Gardner kendi babasını çok geç tanıdığı için o gün kendisine bir söz veriyor."Çocuğum olduğunda asla onu bırakmayacağım." diye ve bu sözü ne yaparsa yapsın onu asla oğlundan ayırmıyor ve nereye giderse onu da arkasından sürüklüyor.
Elinde ne var ne yoksa bir kemik tarama cihazına yatıran Gardner bunun büyük bir hata olduğunu yüksek fiyatı ve doktorların sürekli onu geri çevirmesiyle anlıyor ama iş işten geçmiş oluyor tabii.Bu sırada da ekonomik durumu iyice kötüye gittiği için eşi artık dayanamaz bir hale gelip ayrılma kararı veriyor.Ama buna rağmen Gardner oğluna bakamayacağını bile bilse yine oğlunu yanına alıyor ve maceraları başlıyor.
Yıldızınızın ne zaman parlayacağını bilemezsiniz ya işte aynen öyle oluyor.Hayat yolun kenarında park eden bir adamı görüp ona şakayla takılıp ne iş yaptığını sormasıyla başlıyor.Bütün bir hayatının bu makineyi satmakla gitmeyeceğini ve düzgün bir iş bulmasını bildiği için bu işe girme kararı alıyor.Ama tabii ki o iş o kadar kolay değil.Karşılığında büyük bir sabır ve fedakarlık yapması gerekiyor.Yani ya kabul edecek tüm olacakları ya da kabul etmeyip kendine daha kolay bir yol bulması gerekecek.Bazen sabretmeyi bilip zora atılmak güzel kapılar açabiliyor önümüze.İşte aynen öyle oluyor.
Yaşadığı tüm olaylar karşısında bir insan hiç mi ağlamaz bari bir kez sinirlerin bozulsun böyle de olmaz ki derken o iki damla gözyaşı aslında bağırıp,çağırıp haykırarak ağlamamasının sebebini bir anda gözünüzün önüne seriyor.
Ve tüm yaşananlara rağmen oğlu için ayakta kalmaya çalışan bir babanın sabırla ve azimle herkesin imkansız olarak gördüğü,eşinin dalga geçtiği yere gelmesi.Hatta oranın da tepesine varmasının hikayesi.
Çok fazla detay vermek istemiyorum ama eğer hayalleriniz varsa ve karşınızda da size gülen insanlar varsa oturup izleyin derim.
Hayatta istediğimiz yerlere gelebilmek için yapmamız gerekenler çok basit.Evet onları yapmak harekete geçmek,sabretmek,gece gündüz çalışmak gerek bazen de.Tabii sadece hayal etmek gibi de bir seçenek var ve evet o noktada en büyük kötülüğü bize biz yapmış oluyoruz.
Hayat bizim,seçimimizi yapıp hayallere ulaşmak da bizim elimizde,
oturduğumuz yerden sadece hayal kurmak da.
"İnsanlar kendi yapamadıkları konularda senin de yapamayacağını düşünürler.
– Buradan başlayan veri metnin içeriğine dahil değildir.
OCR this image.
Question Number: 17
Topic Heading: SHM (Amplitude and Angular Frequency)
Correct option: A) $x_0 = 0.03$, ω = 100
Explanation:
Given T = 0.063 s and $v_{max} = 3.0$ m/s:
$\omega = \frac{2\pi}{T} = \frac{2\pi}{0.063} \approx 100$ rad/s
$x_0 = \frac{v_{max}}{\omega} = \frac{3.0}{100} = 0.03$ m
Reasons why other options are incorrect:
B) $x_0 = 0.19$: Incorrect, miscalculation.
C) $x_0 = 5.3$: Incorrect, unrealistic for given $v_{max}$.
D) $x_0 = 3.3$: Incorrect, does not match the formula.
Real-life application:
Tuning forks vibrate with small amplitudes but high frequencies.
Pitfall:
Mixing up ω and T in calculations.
Hayallerini koru."
Elimden geldiğince filmi anlatmaya çalıştım tabii ben izlemediğim filmlerin,okumadığım kitapların sadece konusu şöyle bir üstten anlatılsın asıl ben izleyim ben kendim bir fikir sahibi olayım kafasında olduğum için çok derine inmedim.Yani inmediğimi düşünüyorum en azından :)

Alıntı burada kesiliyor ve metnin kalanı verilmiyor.